Effectively balance security and risk decisions
All this has contributed to the exponential increase in the volume, variety and speed of security and risk decisions that need to be made. To effectively balance the competing demands of the always-on business landscape, risk management must be a proactive and integral part of the decision-making process. By understanding the potential risks and impacts of each decision, businesses can make informed choices that protect their interests and objectives.
Effective risk management can also enable companies to identify and mitigate potential threats before they occur. By taking such a proactive approach to risk management, organisations can safeguard their operations and ensure their long-term success.
Successfully communicate risks to senior executives
This is where security professionals must be able to effectively communicate risk to senior executives. Of course, it is not without its challenges as it requires the person to distil complex technical information into plain language, and present it in a way that resonates with the unique priorities of each executive. Fortunately, there are certain steps to make this communication more successful.
Firstly, it is important to understand the risk management priorities of each executive. This will help focus on the risks that are most relevant to each individual. Secondly, jargon and overly technical language must be avoided. Instead, security professionals must consider how to clearly explain the potential impacts of each risk in terms the relevant executives will understand. Finally, it is important to be honest and transparent about the risks and mitigation controls in place.

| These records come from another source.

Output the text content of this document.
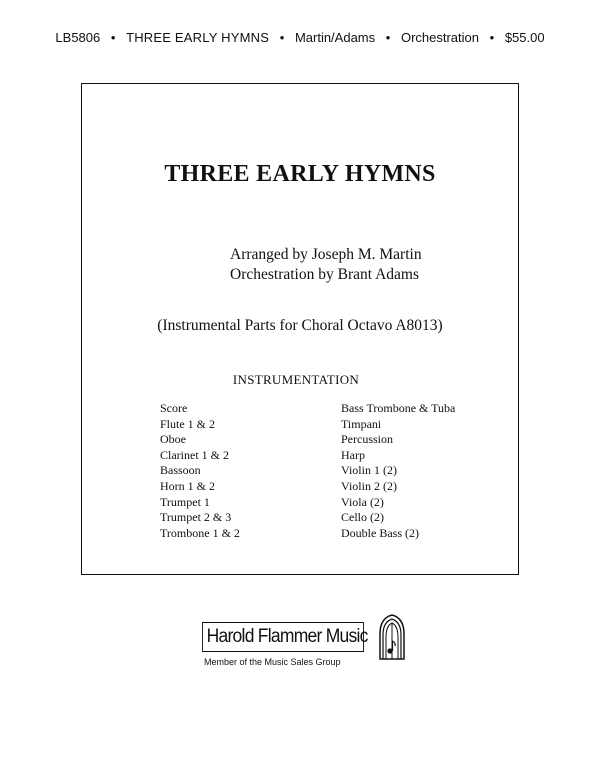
LB5806 • THREE EARLY HYMNS • Martin/Adams • Orchestration • $55.00
THREE EARLY HYMNS
Arranged by Joseph M. Martin
Orchestration by Brant Adams
(Instrumental Parts for Choral Octavo A8013)
INSTRUMENTATION
Score
Flute 1 & 2
Oboe
Clarinet 1 & 2
Bassoon
Horn 1 & 2
Trumpet 1
Trumpet 2 & 3
Trombone 1 & 2
Bass Trombone & Tuba
Timpani
Percussion
Harp
Violin 1 (2)
Violin 2 (2)
Viola (2)
Cello (2)
Double Bass (2)
Harold Flammer Music
Member of the Music Sales Group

By following these steps, security professionals can more effectively communicate risk to senior executives and ensure they are able to make informed decisions about how best to approach the risk management priorities of the organisation.
Security programmes need to be digital business enablers
As companies start to move towards digital operations, security programmes must also be kept updated with the demands of the connected environment. Security risks are evolving, and businesses must adapt their risk management strategies accordingly. However, many security programmes are still focused on traditional threats, such as physical security and data breaches.

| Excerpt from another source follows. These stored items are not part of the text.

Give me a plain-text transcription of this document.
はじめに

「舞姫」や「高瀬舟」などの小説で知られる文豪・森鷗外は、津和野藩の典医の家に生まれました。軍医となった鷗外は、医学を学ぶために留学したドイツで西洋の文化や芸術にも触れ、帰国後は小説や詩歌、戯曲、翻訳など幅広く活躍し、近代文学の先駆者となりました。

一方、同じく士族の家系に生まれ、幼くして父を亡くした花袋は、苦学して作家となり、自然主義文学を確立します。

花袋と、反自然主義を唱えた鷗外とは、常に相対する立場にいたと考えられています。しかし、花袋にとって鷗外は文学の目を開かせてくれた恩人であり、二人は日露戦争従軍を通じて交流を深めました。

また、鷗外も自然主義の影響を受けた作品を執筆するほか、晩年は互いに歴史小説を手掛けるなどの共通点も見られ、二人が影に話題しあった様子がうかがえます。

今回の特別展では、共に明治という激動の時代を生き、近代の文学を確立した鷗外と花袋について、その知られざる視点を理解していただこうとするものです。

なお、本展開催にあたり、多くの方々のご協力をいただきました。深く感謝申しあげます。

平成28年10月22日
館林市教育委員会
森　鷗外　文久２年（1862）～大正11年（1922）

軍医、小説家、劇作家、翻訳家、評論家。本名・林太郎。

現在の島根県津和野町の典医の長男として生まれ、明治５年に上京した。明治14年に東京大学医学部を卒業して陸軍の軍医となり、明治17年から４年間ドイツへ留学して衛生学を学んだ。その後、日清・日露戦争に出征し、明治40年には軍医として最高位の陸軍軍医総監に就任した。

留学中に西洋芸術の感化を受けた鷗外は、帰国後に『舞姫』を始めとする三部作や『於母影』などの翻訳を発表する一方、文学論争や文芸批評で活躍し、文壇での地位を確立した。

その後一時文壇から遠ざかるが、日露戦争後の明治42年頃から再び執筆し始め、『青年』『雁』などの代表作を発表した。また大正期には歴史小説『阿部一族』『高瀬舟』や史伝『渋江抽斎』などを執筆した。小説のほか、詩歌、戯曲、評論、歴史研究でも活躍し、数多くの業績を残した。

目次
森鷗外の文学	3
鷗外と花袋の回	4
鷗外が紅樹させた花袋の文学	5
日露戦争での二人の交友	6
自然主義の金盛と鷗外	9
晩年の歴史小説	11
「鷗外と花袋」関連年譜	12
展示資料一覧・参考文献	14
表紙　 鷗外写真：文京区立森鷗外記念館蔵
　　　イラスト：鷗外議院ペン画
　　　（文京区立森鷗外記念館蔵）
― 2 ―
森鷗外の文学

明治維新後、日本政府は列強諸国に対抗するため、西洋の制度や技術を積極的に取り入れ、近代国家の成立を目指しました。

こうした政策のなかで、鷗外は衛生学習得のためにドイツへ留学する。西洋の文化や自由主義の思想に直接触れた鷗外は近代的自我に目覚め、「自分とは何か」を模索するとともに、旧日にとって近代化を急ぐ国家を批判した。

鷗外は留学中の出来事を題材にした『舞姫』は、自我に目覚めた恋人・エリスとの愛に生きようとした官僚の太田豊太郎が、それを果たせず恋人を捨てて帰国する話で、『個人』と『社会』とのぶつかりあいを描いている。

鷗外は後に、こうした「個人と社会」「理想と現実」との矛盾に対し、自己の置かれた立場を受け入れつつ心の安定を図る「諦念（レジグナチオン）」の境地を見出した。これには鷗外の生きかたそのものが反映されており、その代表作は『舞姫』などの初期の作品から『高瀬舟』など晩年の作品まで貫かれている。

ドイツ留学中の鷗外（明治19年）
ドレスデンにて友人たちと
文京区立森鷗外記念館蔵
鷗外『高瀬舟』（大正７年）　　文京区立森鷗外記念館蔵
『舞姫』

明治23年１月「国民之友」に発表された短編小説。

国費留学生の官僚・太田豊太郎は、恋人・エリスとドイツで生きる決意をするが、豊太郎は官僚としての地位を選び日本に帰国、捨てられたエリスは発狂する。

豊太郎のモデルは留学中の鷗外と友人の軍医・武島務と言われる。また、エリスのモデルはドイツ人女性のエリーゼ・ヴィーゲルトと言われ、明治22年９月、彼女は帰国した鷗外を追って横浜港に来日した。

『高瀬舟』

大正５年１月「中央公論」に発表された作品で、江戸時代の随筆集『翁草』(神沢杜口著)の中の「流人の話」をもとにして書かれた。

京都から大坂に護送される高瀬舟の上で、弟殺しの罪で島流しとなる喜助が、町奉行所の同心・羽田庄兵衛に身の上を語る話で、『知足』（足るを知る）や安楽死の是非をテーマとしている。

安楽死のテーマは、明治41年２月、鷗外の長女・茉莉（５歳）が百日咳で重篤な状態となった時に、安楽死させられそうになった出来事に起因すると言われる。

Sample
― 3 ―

While these threats are still important, they are no longer the only risks. To become true digital business enablers, security programmes must be assessed and transformed to address the new risks associated with digital operations. Considerations include ensuring that data is secure both online and offline, protecting against cyberattacks, and implementing risk management processes that can keep up with the speed of digital change.
By taking these steps, security programmes can help companies across industry sectors thrive in the digital age.
Prepare for continuous change in the risk landscape
As part of the renewed security approach, risk management is an essential component for success. Technology is constantly evolving, and new threats are always emerging. As a result, organisations need to be prepared for continuous change in the risk landscape and must have greater awareness of the threats they face.
Therefore, companies need to have the systems and processes in place to identify and manage these risks accordingly. Business leaders must be prepared to adapt their risk management strategies accordingly. By taking these steps, organisations can ensure they are able to thrive in the face of ever-changing risk.
Overcome the barriers of business talent
Throughout navigating the complexities of all the security and risk challenges, companies still need to grow and scale their digital initiatives. One of the most significant barriers to accomplishing this is organisational culture.
In many cases, traditional organisations are risk-averse, preferring to play it safe rather than experiment with novel approaches. This can make it difficult to introduce digital innovations that require a certain amount of risk-taking. Additionally, these organisations may lack the resources and talent necessary to support a digital transformation. Without the right people in place, it can be difficult to implement and scale new digital initiatives.
Finally, even if an organisation can overcome these barriers, there is no guarantee of success. Any initiative faces the risk of failure, and this must be managed effectively to prevent costly mistakes. With careful planning and execution, organisations can successfully overcome the challenges involved in growing and scaling their digital initiatives.
This requires leadership to be more willing to adapt to the changes required as the organisations transform into digitally driven businesses. Risk management can be a significant enabler to unlock the value to be had from the new world of work.